Bernd Leissner, president of Volkswagen Asia Pacific, declined to comment on the reports. But he did confirm that the automaker is straining to keep up with the China market's rapid growth.
"We are running at almost 100 percent of our capacity and are getting close to zero stock," said Leissner in an interview with Automotive News Europe. "This is putting pressure on our manufacturing system."
But Leissner denied that Volkswagen is close to a decision on a new plant. "We need more capacity in China, no doubt about that. But before building a new plant, you have to fully exploit the possibilities of growth in our existing plants."

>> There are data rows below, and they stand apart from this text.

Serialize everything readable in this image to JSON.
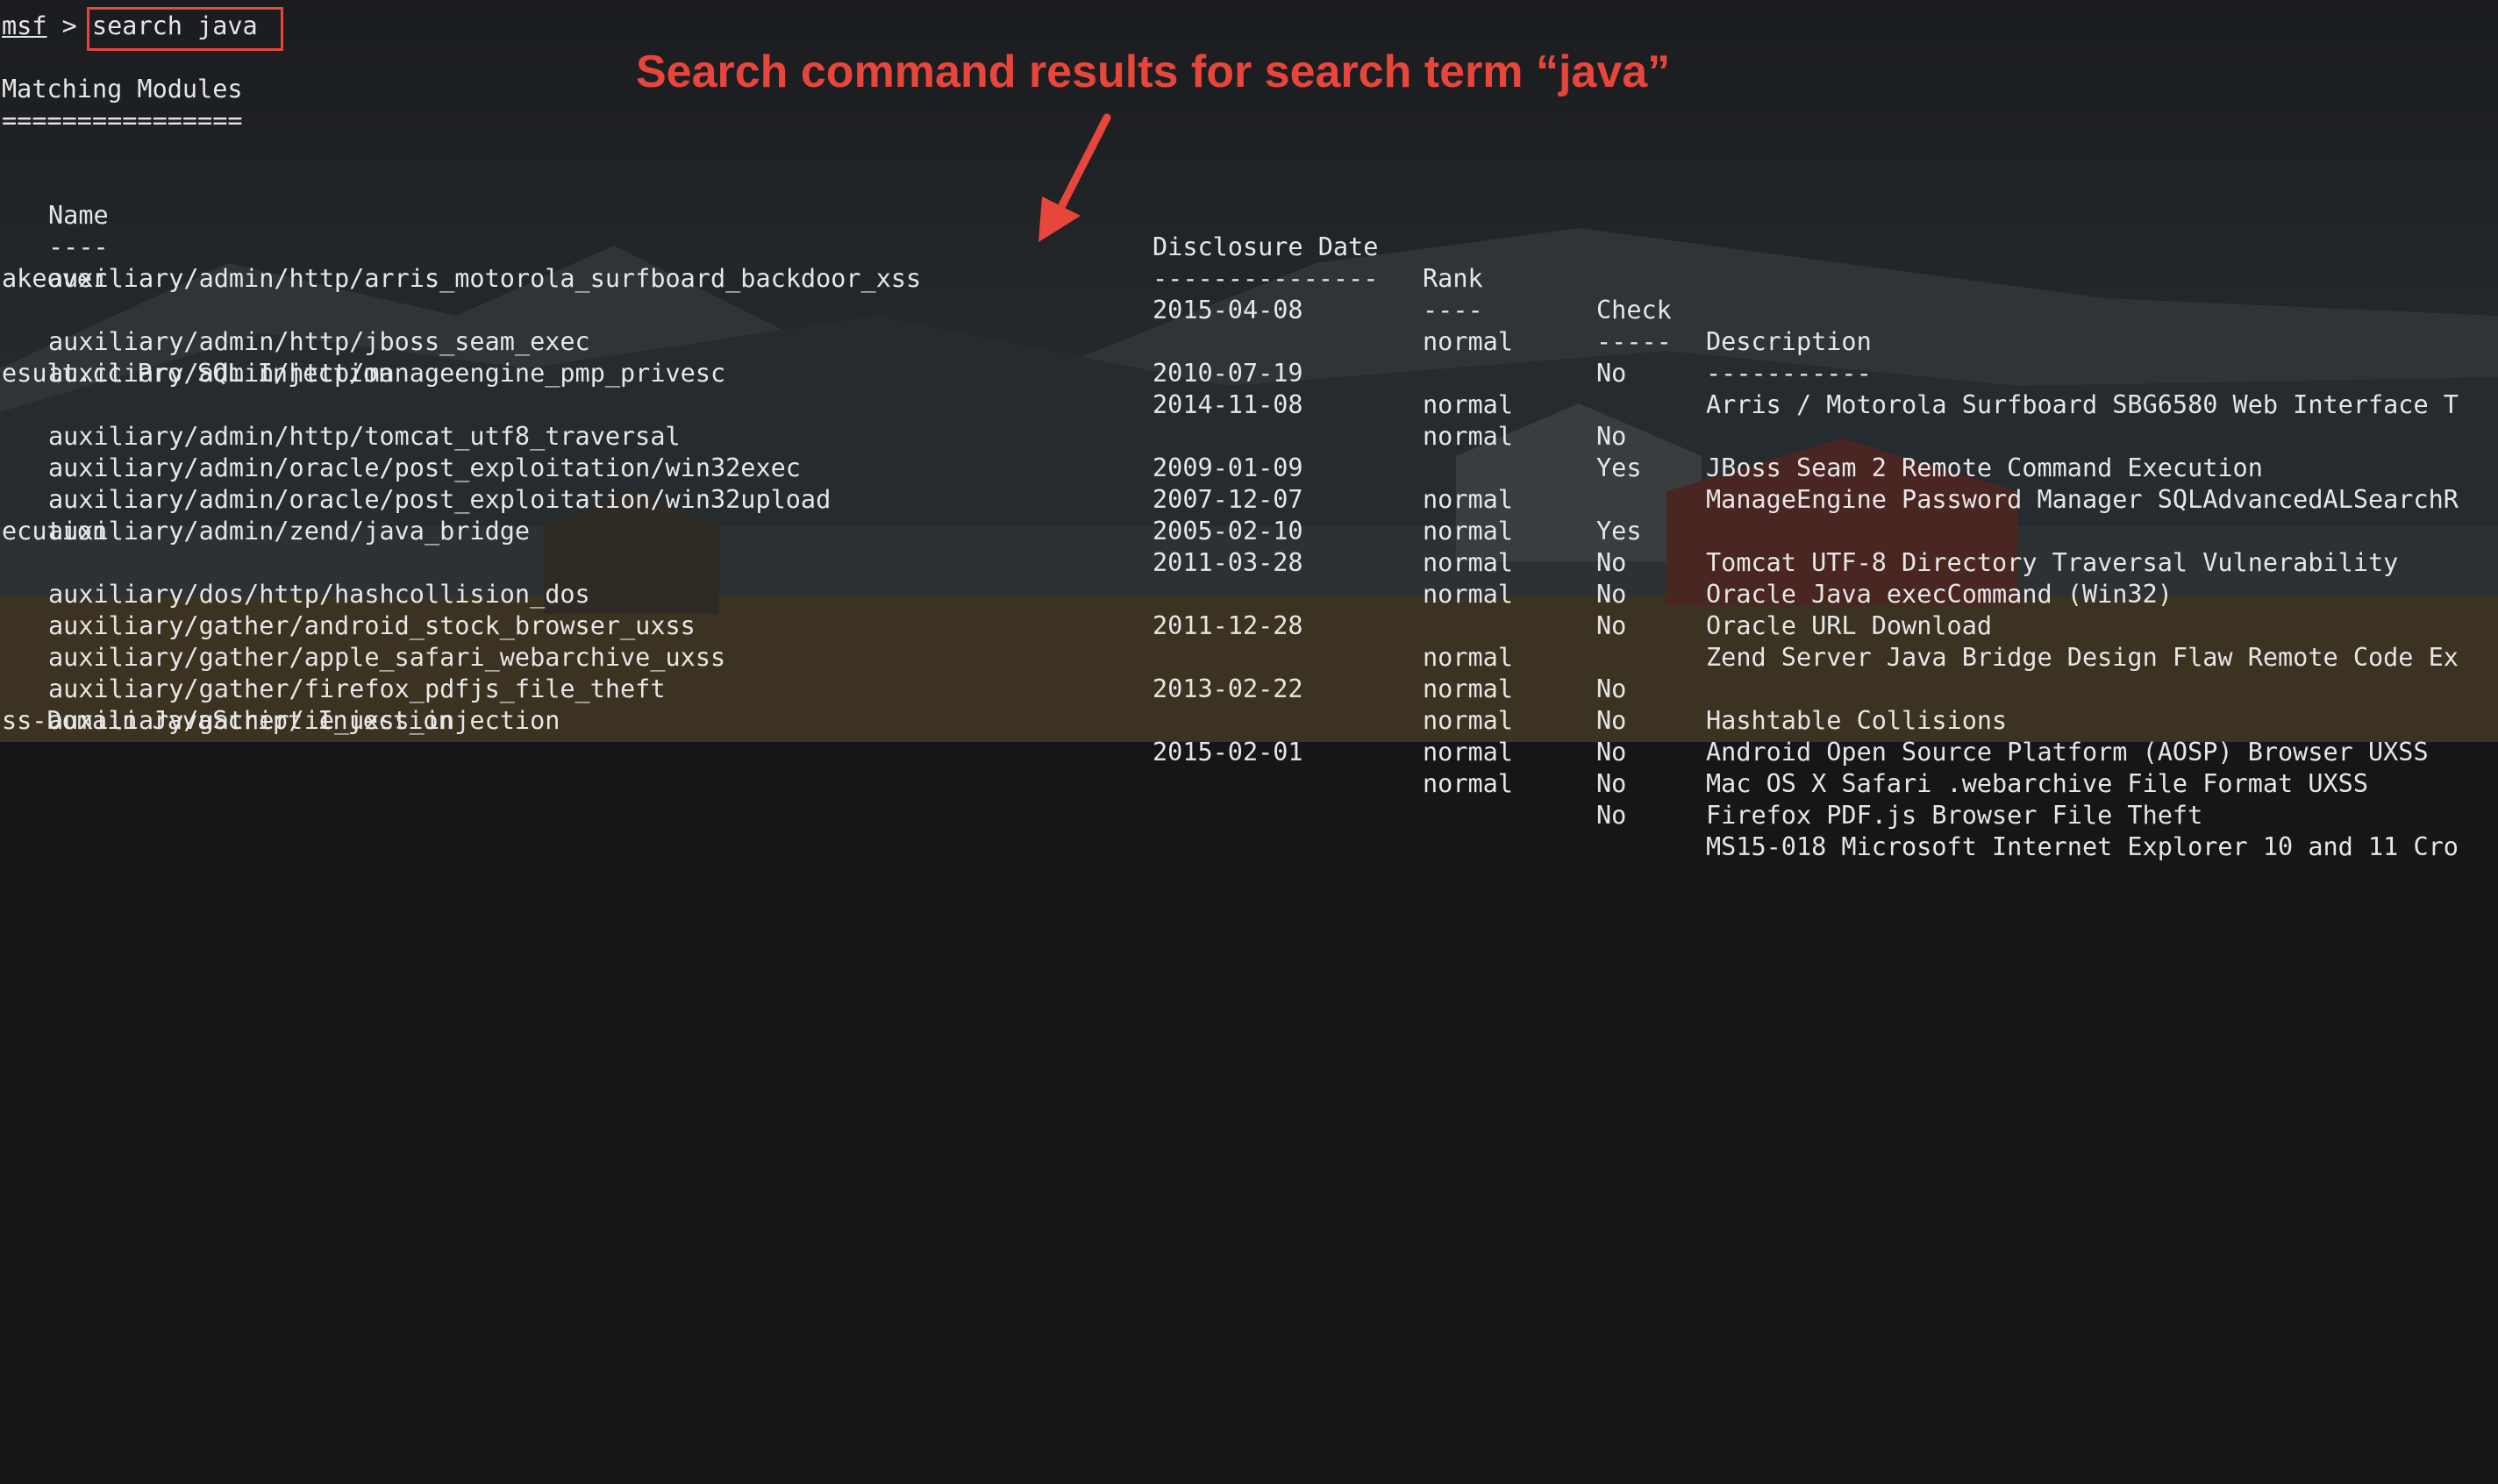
{
  "prompt": {
    "msf": "msf",
    "separator": " > ",
    "command": "search java"
  },
  "heading": "Matching Modules",
  "heading_rule": "================",
  "annotation": "Search command results for search term “java”",
  "table": {
    "headers": [
      "Name",
      "Disclosure Date",
      "Rank",
      "Check",
      "Description"
    ],
    "underlines": [
      "----",
      "---------------",
      "----",
      "-----",
      "-----------"
    ],
    "rows": [
      {
        "name": "auxiliary/admin/http/arris_motorola_surfboard_backdoor_xss",
        "date": "2015-04-08",
        "rank": "normal",
        "check": "No",
        "desc": "Arris / Motorola Surfboard SBG6580 Web Interface T",
        "wrap": "akeover"
      },
      {
        "name": "auxiliary/admin/http/jboss_seam_exec",
        "date": "2010-07-19",
        "rank": "normal",
        "check": "No",
        "desc": "JBoss Seam 2 Remote Command Execution",
        "wrap": ""
      },
      {
        "name": "auxiliary/admin/http/manageengine_pmp_privesc",
        "date": "2014-11-08",
        "rank": "normal",
        "check": "Yes",
        "desc": "ManageEngine Password Manager SQLAdvancedALSearchR",
        "wrap": "esult.cc Pro SQL Injection"
      },
      {
        "name": "auxiliary/admin/http/tomcat_utf8_traversal",
        "date": "2009-01-09",
        "rank": "normal",
        "check": "Yes",
        "desc": "Tomcat UTF-8 Directory Traversal Vulnerability",
        "wrap": ""
      },
      {
        "name": "auxiliary/admin/oracle/post_exploitation/win32exec",
        "date": "2007-12-07",
        "rank": "normal",
        "check": "No",
        "desc": "Oracle Java execCommand (Win32)",
        "wrap": ""
      },
      {
        "name": "auxiliary/admin/oracle/post_exploitation/win32upload",
        "date": "2005-02-10",
        "rank": "normal",
        "check": "No",
        "desc": "Oracle URL Download",
        "wrap": ""
      },
      {
        "name": "auxiliary/admin/zend/java_bridge",
        "date": "2011-03-28",
        "rank": "normal",
        "check": "No",
        "desc": "Zend Server Java Bridge Design Flaw Remote Code Ex",
        "wrap": "ecution"
      },
      {
        "name": "auxiliary/dos/http/hashcollision_dos",
        "date": "2011-12-28",
        "rank": "normal",
        "check": "No",
        "desc": "Hashtable Collisions",
        "wrap": ""
      },
      {
        "name": "auxiliary/gather/android_stock_browser_uxss",
        "date": "",
        "rank": "normal",
        "check": "No",
        "desc": "Android Open Source Platform (AOSP) Browser UXSS",
        "wrap": ""
      },
      {
        "name": "auxiliary/gather/apple_safari_webarchive_uxss",
        "date": "2013-02-22",
        "rank": "normal",
        "check": "No",
        "desc": "Mac OS X Safari .webarchive File Format UXSS",
        "wrap": ""
      },
      {
        "name": "auxiliary/gather/firefox_pdfjs_file_theft",
        "date": "",
        "rank": "normal",
        "check": "No",
        "desc": "Firefox PDF.js Browser File Theft",
        "wrap": ""
      },
      {
        "name": "auxiliary/gather/ie_uxss_injection",
        "date": "2015-02-01",
        "rank": "normal",
        "check": "No",
        "desc": "MS15-018 Microsoft Internet Explorer 10 and 11 Cro",
        "wrap": "ss-Domain JavaScript Injection"
      }
    ]
  },
  "colors": {
    "terminal_text": "#e6e6e6",
    "highlight": "#e8453b",
    "background": "#141618"
  }
}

If Volkswagen builds a third assembly plant, it would not necessarily be close to the plants in Shanghai and Changchun, Leissner noted. The Chinese government is promoting industrial development in rural central China, where wages are lower than in the coastal region.
"Wages in Shanghai and in Changchun are already higher than in central and eastern Europe," Leissner said.
Volkswagen was the first international automaker to establish a major presence in China.
The automaker's first Chinese assembly plant - Shanghai Volkswagen Automotive - began producing the Santana in 1985.
Last year that plant produced 302,000 cars. The automaker's second assembly plant was First Auto Works Volkswagen, in Changchun. Last year that factory built 208,000 units. This year Volkswagen hopes to increase the combined production capacity of its two joint ventures to 640,000 units.